Monday, November 05, 2007

USMC - The Few - & General Peter Pace



The Few
US Marine; General Peter Pace at Vietnam Wall

Army Times - October 29, 2007



On the morning of Oct. 1, Marine Gen. Peter Pace spent an hour on the Fort Myer, Va. parade ground, listening to President Bush and Defense Secretary Robert Gates pay tribute to him as the outgoing chairman of the Joint Chiefs of Staff and for his 40 years of uniformed service.



Then Pace, still wearing his medal bedecked dress uniform,climbed into a car with his family and drove across the Potomac River to the Vietnam Veterans Memorial on the National Mall. He walked to panel 50W and placed at its base an index card on which he had pinned a set of his silver four-star rank insignia. Handwritten on the card were these words, "For Guido Farinaro, USMC...These Are Yours - Not Mine! With Love and Respect, Your Platoon Leader, Pete Pace."
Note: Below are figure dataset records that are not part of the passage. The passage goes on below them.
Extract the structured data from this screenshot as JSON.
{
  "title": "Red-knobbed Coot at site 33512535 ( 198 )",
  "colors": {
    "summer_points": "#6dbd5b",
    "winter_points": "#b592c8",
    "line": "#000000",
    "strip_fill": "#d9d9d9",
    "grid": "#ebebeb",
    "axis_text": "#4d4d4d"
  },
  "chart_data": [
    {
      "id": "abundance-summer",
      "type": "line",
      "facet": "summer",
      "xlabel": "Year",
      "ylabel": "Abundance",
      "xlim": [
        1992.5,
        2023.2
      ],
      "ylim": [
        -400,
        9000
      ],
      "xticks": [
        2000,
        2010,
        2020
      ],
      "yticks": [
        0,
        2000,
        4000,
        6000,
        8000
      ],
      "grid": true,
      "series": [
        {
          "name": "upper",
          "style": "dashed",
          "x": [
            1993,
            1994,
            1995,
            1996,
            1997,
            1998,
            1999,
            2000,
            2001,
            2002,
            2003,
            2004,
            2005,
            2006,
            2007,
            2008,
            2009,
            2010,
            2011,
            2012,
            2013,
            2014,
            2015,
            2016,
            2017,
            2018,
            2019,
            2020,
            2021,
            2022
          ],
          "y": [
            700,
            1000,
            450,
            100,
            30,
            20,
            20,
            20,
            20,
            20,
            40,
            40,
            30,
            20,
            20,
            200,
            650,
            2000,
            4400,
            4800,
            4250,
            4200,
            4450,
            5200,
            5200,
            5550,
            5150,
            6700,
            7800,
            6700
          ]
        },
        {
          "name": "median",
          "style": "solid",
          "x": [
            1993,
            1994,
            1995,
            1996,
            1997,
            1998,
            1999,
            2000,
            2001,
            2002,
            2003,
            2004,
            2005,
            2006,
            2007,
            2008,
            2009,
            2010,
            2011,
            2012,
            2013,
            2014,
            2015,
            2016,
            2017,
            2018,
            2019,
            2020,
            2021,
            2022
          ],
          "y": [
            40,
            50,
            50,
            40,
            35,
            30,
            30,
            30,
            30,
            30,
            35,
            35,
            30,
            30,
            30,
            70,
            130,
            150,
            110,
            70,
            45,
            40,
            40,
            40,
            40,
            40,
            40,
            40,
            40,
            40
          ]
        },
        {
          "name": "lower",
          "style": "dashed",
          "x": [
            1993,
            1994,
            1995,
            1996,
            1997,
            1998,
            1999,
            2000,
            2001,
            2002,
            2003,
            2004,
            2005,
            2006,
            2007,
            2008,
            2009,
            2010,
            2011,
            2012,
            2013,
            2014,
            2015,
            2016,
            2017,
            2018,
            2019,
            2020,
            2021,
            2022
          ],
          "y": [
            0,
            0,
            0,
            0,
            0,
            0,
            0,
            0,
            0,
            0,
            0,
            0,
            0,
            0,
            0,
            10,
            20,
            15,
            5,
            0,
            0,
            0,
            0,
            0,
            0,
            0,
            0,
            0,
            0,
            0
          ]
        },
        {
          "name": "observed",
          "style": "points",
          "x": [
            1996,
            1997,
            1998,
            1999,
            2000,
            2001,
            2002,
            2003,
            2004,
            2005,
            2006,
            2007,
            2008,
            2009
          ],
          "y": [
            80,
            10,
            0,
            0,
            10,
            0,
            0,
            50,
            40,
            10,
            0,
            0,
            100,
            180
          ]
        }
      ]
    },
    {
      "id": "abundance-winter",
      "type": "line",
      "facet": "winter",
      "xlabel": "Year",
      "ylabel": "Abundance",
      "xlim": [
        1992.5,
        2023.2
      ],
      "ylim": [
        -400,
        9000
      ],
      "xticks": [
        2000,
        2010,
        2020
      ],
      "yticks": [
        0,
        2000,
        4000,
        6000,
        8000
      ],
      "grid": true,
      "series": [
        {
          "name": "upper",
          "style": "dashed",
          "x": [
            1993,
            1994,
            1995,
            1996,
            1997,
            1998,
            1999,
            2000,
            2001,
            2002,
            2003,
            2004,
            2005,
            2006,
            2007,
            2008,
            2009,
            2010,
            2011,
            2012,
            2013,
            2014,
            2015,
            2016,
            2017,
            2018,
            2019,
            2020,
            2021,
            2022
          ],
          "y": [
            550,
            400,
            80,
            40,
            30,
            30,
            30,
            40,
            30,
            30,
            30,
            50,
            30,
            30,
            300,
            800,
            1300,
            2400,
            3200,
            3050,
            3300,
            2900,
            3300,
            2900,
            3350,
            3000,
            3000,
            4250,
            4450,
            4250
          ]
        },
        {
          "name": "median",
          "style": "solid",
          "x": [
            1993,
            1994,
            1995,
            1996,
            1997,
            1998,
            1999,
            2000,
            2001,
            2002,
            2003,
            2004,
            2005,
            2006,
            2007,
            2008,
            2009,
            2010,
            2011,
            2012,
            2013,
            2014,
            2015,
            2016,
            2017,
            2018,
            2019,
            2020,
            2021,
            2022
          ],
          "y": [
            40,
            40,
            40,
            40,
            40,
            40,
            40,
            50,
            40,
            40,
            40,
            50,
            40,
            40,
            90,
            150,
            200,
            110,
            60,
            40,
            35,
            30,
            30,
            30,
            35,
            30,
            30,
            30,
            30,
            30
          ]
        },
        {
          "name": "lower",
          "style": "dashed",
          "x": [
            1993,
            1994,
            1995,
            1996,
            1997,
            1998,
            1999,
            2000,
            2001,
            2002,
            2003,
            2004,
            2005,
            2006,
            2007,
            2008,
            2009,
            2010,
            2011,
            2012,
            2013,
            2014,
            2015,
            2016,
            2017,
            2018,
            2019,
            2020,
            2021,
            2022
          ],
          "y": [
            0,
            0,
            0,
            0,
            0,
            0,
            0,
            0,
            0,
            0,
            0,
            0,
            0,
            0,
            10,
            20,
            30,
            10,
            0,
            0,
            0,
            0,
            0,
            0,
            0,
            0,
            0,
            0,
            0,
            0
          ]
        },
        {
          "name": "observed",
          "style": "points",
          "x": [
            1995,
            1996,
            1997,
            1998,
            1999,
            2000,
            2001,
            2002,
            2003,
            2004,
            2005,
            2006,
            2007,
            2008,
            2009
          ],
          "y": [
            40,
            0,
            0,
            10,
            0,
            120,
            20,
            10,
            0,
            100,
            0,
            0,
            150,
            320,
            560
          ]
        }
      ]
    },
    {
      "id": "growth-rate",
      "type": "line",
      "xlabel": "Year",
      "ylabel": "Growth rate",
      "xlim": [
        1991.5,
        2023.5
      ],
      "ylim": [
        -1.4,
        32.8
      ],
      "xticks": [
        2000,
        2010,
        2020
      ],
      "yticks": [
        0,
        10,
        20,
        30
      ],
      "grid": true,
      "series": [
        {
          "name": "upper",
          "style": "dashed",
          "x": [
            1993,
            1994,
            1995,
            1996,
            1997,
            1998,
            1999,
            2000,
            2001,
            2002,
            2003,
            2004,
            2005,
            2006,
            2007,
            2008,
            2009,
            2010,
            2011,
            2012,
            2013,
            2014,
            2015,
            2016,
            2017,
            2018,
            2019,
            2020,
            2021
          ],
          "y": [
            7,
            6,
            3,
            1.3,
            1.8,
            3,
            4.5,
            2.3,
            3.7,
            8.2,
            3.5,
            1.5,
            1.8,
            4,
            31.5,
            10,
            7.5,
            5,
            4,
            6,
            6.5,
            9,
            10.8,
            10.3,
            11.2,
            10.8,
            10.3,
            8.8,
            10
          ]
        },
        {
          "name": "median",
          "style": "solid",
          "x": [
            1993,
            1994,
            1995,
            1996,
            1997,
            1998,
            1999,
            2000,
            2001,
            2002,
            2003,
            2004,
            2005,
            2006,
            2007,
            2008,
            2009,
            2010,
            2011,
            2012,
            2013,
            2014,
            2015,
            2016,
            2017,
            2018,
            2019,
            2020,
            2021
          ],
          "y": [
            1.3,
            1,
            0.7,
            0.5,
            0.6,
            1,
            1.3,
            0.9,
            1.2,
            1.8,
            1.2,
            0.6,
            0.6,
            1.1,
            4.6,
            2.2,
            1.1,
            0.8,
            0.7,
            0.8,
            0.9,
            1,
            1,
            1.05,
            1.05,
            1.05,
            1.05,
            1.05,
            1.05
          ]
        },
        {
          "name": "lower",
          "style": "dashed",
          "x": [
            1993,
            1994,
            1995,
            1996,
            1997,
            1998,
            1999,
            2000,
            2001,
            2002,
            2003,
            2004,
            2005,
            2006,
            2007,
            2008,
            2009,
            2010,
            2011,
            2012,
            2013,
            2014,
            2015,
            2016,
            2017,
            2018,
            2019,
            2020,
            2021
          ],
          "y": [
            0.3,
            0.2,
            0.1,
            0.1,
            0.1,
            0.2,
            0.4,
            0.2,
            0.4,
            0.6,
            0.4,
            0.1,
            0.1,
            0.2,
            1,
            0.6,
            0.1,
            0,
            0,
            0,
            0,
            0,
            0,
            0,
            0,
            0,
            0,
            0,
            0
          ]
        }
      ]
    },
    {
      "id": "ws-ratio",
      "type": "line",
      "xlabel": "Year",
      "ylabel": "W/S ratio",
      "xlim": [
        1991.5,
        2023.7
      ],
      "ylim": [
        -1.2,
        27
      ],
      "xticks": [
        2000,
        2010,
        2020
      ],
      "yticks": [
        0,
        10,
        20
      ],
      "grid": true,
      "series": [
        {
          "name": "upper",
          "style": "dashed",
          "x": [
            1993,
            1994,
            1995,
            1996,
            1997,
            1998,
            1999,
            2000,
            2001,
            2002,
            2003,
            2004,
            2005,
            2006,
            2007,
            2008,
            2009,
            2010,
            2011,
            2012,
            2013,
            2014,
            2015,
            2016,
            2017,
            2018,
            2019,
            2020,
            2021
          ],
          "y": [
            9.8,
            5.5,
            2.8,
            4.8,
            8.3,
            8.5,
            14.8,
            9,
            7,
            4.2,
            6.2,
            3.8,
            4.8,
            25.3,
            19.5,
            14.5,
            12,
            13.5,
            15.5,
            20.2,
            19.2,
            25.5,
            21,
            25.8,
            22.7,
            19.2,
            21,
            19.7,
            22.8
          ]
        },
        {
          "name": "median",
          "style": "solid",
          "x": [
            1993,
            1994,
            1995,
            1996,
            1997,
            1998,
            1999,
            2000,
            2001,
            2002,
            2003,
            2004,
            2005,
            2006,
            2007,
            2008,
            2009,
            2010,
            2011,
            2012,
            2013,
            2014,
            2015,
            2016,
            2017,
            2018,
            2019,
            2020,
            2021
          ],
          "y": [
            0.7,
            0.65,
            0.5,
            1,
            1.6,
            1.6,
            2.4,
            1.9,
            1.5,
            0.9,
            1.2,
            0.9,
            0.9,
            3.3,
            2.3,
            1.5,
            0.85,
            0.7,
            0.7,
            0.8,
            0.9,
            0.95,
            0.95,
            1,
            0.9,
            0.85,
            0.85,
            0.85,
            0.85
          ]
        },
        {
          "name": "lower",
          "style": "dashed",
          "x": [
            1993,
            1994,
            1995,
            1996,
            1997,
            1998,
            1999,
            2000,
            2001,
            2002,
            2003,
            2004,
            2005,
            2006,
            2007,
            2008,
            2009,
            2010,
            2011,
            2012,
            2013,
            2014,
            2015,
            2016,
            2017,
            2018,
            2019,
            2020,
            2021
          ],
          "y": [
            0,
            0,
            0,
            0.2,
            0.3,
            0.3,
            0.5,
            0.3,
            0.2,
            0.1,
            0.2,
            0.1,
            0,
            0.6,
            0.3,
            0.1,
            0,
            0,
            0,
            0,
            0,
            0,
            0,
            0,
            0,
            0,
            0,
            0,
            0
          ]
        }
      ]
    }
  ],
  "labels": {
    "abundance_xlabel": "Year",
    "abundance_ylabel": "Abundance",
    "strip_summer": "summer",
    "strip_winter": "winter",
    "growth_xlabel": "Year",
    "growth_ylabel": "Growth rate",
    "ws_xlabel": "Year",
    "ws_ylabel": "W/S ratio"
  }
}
Pace had laid down his rank for the first man killed under his command, back when he was a green rifle platoon leader in Vietnam. Farinaro, a 19-year old lance corporal, was standing next to Pace when he was felled by a sniper's bullet on July 30, 1968, in Quang Nam. Pace kept a photo of Farinaro on his desk during his years in the Pentagon.



In his own remarks earlier in the day at Fort Myer, Pace had mentioned Farinaro and three other Marines he lost in Vietnam. Then he went to the Wall to remember and honor all four. Two panels to the right of the one bearing Farinaro's name, he laid down three similar cards - each also pinned with his four stars.



Pace's former spokeswoman, Marine Col. Katie Haddock, confirmed that the cards were, indeed, left there by Pace.